- Born: Constantinos Christos Brelis April 1, 1924 Newport, Rhode Island
- Died: November 17, 2006 (aged 82) Santa Monica, California
- Education: Harvard University (B.A.)
- Occupation: Foreign Correspondent
- Writing career
- Notable works: Behind the Burma Road The face of South Vietnam

= Dean Brelis =

American journalist

Dean Brelis (April 1, 1924 – November 17, 2006) was a journalist who worked as a foreign correspondent for NBC, CBS and Time magazine and wrote novels and nonfiction books. He was born Constantinos Christos Brelis in Newport, Rhode Island to Greek immigrant parents. He enlisted in the Army in 1942 and was assigned to work in military intelligence for the OSS Detachment 101 under the command of William R. Peers, first as a sergeant and then as a lieutenant, during 1944 and 1945. While stationed in Burma, he received a Bronze Star.

After World War II he attended Harvard, earning a bachelor's degree in 1949, and began his journalism career writing for the Boston Globe. He worked as a correspondent for Time-Life from 1949 to 1954, then in 1958 published his first novel, "The Mission," which was loosely based on his experiences in Burma. Two more novels followed: "Shalom" (1959) and "My New-Found Land" (1963). Brelis authored another book about his experiences in Burma, this time collaborating with Peers to pen "Behind the Burma Road: The Story of America’s Most Successful Guerrilla Force" (1963). In his last book, "The face of South Vietnam", he collaborated with photographer, Jill Krementz.

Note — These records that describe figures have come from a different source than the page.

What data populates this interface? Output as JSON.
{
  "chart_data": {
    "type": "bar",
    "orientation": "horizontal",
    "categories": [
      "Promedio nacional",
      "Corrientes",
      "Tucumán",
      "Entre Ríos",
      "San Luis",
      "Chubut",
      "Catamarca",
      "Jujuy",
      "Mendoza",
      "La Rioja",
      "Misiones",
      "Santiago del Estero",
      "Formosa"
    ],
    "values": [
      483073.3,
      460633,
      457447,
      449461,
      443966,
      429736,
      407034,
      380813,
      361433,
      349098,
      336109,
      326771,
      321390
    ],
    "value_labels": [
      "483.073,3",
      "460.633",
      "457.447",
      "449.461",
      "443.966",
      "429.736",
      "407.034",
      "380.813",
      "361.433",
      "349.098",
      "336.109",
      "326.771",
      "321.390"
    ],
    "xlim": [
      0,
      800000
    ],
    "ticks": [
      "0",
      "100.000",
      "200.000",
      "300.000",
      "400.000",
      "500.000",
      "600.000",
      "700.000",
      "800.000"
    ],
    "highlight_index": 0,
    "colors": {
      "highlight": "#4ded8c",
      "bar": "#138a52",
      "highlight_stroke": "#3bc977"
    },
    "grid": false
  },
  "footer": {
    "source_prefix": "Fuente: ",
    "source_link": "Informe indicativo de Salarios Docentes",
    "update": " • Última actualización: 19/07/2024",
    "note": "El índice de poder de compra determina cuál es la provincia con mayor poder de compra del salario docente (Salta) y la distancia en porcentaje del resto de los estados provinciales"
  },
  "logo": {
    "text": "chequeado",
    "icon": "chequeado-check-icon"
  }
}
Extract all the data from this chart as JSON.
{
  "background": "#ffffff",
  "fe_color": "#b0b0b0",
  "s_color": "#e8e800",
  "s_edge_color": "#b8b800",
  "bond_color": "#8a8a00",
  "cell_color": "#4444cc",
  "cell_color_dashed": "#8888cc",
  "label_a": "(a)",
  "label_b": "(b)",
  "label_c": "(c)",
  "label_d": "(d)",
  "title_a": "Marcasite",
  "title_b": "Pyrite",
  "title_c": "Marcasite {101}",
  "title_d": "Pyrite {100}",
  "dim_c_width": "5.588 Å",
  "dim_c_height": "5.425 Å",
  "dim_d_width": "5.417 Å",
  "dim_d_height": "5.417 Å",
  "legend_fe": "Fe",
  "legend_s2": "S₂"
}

In the early 1960s he joined NBC, filing dispatches from the Middle East, North Africa, Cyprus and Vietnam before anchoring the KNBC-TV Channel 4 nightly news in Los Angeles in 1967. He worked with CBS News, and then in 1974 Brelis returned to Time as a foreign correspondent in the Middle East, South Asia and Southeast Asia, retiring in 1988.

==Books==
- The Mission. Panther, 1959.
- Shalom. Atlantic Monthly Press, 1959
- My New Found Land. Hodder & Stoughton, 1963.
- Peers, William R. and Dean Brelis. Behind the Burma Road: The Story of America’s Most Successful Guerrilla Force. Boston: Little, Brown & Co., 1963.
- Brelis, Dean, Photographs by Jill Krementz. The face of South Vietnam. Houghton Mifflin, 1968.